Sa reconnaissance aurait beaucoup plus contribué à la cause de la paix mondiale car Assange a révélé les secrets de l’Empire américain, qui est la force principale de la culture de la guerre. Ceux qui ont reçu le prix cette année ont attaqué des pays secondaires : les Philippines et la Russie. Certes, ces pays font aussi partie de la culture de la guerre, mais ils ne sont pas responsables des guerres en Irak, en Afghanistan, en Syrie et en Libye, des bases militaires à travers le monde, du renversement systématique de quiconque est élu à la tête un pays qui ne soutient pas l’Empire américain, et pour le soutien des pires dictatures et bellicistes responsables de guerres comme celle du Yémen.

Assange a révélé les atrocités américaines en Irak et en Afghanistan et l’implication de la CIA dans des guerres secrètes à travers le monde.

Et à cause de son journalisme courageux, il continue d’être attaqué par l’Empire américain, au point qu’il a été récemment révélé que la CIA avait demandé la permission au président Trump de l’assassiner.

Ironiquement, le prix Nobel de la paix a été décerné au président Obama à un moment où il engageait les poursuites contre Assange et où son administration commençait la guerre secrète des drones, peut-être l’avancée la plus dangereuse de la culture de la guerre.
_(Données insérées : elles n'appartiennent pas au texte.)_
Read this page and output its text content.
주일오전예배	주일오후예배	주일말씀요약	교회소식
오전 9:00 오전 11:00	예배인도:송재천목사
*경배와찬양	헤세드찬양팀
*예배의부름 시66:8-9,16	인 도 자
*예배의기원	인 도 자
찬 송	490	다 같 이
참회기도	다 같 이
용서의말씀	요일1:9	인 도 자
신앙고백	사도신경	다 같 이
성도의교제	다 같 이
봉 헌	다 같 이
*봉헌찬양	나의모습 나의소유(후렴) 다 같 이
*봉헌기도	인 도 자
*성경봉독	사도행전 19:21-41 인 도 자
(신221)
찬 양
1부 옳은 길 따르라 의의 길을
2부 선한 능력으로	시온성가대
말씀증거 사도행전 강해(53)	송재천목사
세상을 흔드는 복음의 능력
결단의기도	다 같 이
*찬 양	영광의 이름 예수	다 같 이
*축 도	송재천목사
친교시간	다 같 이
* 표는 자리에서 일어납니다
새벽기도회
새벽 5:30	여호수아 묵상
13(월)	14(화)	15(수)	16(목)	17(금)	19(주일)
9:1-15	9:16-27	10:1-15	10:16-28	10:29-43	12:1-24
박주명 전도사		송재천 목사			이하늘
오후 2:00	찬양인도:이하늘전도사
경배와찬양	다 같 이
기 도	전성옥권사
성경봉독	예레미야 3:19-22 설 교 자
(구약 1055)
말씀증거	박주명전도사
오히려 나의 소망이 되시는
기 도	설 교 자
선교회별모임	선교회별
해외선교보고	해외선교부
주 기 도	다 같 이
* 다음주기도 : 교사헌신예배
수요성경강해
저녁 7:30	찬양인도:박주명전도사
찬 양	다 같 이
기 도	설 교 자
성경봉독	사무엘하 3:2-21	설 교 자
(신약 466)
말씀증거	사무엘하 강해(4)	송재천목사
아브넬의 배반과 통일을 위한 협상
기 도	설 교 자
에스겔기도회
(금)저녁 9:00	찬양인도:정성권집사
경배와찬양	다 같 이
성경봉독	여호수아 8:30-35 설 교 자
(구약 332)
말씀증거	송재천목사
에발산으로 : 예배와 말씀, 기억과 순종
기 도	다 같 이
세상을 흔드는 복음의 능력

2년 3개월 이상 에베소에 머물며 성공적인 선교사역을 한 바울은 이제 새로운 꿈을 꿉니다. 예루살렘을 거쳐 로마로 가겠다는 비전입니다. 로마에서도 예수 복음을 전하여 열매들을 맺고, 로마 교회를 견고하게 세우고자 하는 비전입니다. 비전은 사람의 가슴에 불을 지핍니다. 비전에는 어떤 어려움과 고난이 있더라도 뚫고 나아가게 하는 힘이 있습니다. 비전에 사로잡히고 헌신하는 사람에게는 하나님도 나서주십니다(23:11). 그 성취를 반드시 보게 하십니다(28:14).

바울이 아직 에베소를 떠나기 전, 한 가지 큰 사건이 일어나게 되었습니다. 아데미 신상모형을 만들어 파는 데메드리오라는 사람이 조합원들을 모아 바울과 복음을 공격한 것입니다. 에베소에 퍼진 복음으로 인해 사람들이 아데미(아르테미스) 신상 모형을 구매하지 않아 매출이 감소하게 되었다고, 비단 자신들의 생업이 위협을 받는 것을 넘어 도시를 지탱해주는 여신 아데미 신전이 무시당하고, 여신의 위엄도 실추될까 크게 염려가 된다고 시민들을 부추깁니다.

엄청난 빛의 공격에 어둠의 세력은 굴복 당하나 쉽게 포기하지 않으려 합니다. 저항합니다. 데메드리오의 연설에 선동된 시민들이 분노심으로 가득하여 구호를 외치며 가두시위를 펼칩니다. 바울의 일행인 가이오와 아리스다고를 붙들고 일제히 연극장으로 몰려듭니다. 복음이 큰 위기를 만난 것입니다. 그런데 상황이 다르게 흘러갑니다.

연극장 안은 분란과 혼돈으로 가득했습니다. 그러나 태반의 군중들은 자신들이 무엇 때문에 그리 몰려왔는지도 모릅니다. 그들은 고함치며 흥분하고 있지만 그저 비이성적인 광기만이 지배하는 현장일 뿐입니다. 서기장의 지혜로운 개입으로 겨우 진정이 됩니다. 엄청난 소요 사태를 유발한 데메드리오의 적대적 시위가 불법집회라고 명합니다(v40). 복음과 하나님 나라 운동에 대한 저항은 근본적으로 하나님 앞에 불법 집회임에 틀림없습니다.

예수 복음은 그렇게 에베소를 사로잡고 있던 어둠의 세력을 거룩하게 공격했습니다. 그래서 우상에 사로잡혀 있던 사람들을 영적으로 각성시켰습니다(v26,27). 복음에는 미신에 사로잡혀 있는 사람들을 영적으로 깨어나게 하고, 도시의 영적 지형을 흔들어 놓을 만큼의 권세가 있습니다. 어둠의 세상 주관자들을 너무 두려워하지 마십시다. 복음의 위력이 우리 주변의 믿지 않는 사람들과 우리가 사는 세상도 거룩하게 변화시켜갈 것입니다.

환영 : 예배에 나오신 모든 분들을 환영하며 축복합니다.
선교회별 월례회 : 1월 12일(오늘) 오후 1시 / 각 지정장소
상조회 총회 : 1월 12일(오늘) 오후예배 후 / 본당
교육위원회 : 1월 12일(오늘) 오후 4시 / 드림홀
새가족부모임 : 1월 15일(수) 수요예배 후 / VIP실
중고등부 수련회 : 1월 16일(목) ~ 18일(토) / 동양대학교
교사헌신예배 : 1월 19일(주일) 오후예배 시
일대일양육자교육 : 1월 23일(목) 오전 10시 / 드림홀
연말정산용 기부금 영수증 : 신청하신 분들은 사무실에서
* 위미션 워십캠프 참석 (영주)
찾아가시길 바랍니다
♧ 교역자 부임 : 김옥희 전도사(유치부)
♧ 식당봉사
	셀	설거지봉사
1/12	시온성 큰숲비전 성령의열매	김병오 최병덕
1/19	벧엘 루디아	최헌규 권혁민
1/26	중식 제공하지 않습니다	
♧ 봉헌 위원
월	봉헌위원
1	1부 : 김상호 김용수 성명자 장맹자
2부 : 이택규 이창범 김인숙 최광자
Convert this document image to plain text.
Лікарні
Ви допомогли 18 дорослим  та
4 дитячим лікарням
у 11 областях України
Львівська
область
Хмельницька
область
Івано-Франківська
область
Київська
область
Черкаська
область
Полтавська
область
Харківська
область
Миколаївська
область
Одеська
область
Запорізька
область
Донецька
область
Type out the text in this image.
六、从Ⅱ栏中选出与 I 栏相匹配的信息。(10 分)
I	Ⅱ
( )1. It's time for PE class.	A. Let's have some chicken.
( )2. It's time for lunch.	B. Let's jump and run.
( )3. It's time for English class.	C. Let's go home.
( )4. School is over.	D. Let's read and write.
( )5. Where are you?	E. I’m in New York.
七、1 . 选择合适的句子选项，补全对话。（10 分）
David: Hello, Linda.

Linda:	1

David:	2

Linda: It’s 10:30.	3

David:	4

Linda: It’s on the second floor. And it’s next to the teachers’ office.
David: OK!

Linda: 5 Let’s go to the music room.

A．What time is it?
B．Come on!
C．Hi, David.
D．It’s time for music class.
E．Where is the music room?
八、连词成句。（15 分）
Et Assange révélait les secrets de l’administration Obama.

En fait, tant que nous suggérons qui aurait dû remporter le prix, pourquoi ne pas ajouter Edward Snowden qui est également recherché par les États-Unis pour avoir révélé leur culture des secrets de guerre ? Et Daniel Ellsberg qui fut le premier lanceur d’alerte, révélant les secrets de la guerre du Vietnam, et qui continue de se prononcer en faveur de Snowden et Assange? Et pourquoi ne pas ajouter Mordecai Vanunu, emprisonné pendant 18 ans après avoir révélé le secret des armes nucléaires d’Israël, et qui continue d’être harcelé par le gouvernement israélien? Et Daniel Hale, récemment emprisonné pour avoir révélé les secrets de la guerre des drones américains?

Tous ces dénonciateurs qui ont révélé les secrets de la culture de guerre américaine et de ses alliés, apportent une grande contribution à la conscience anti-guerre du monde qui est un élément clé des développements qui peuvent éventuellement produire une transition vers la culture de la paix.